Bernard Kouchner avait fait du Darfour l’illustration emblématique du devoir d’ingérence. Mais en jetant un pavé monumental dans la mare du ” french doctor “, la parodie humanitaire de l’arche perdue a fait la démonstration involontaire d’une logique prise à son propre piège. Car loin d’être les adeptes dévoyés du docteur Kouchner, ces pieds nickelés de l’ingérence adoptive en sont bien les fidèles disciples : las de rester les bras croisés devant ce que leur gourou qualifiait sans ambages de ” génocide “, eux, au moins, ils sont passés à l’action.

” Faire du Darfour une priorité reste l’objectif partagé par le ministère que vous représentez et notre organisation humanitaire “, écrivait Eric Breteau au Quai d’Orsay le 13 juillet, à un moment où il préparait ouvertement le kidnapping humanitaire. Une connivence d’ordre pratique qui résultait d’une osmose idéologique parfaitement résumée par Gilbert Collard, l’avocat des inculpés de N’djamena : ” Leur opération était un coup d’Etat humanitaire, dans la droite ligne de ce qu’a fait M. Kouchner au Biafra. “

Lors du meeting à la Mutualité en mars dernier, Bernard Kouchner et Bernard-Henri Lévy se livrèrent à des incantations sur le ” génocide ” perpétré par Khartoum, embrassèrent sur l’estrade les chefs de la rébellion et appelèrent à l’action musclée contre le Soudan. Manifestement, l’engrenage fatal qui conduisit au rapt collectif de l’Est tchadien s’est alimenté à cette rhétorique belliqueuse imitée du néoconservatisme américain.

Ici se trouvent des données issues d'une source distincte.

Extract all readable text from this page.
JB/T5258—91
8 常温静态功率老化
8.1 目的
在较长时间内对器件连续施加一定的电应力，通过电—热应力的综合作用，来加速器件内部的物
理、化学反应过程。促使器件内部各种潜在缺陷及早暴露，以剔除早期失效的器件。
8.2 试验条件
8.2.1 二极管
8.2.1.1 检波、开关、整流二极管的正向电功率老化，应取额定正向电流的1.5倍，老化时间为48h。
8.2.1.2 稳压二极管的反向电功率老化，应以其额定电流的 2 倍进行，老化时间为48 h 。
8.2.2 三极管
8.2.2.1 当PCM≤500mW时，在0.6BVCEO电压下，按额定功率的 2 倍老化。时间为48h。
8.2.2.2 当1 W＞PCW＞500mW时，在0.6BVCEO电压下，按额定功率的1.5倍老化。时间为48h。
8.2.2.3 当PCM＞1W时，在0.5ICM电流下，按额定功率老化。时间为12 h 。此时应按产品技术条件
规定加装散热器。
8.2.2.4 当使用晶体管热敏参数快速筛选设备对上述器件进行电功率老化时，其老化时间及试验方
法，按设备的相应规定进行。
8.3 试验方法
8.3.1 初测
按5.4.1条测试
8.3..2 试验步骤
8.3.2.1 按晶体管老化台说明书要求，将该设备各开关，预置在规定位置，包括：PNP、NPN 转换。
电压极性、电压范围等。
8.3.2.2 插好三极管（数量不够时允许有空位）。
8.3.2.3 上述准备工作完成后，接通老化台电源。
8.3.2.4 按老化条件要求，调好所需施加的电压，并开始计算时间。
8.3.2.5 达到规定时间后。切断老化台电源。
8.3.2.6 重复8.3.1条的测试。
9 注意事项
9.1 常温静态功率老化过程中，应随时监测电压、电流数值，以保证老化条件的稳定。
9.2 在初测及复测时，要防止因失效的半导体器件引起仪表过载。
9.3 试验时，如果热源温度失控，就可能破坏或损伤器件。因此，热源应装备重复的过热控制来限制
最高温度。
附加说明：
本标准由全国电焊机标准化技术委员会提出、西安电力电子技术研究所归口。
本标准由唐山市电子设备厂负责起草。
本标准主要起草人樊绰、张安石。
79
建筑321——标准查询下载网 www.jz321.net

Il suffit de consulter le site de l’arche de Zoé. Le Darfour y est décrit de façon apocalyptique : un effroyable ” génocide ” frapperait des ” millions ” de civils, les ” Arabes ” extermineraient les ” Africains “, et le seul coupable de ces atrocités ne serait autre que la ” dictature islamiste soudanaise “. Pour finir, une condamnation rageuse de l’impuissance onusienne, assortie d’un appel à l’action directe pour appliquer le ” droit international ” en sauvant des milliers d’orphelins.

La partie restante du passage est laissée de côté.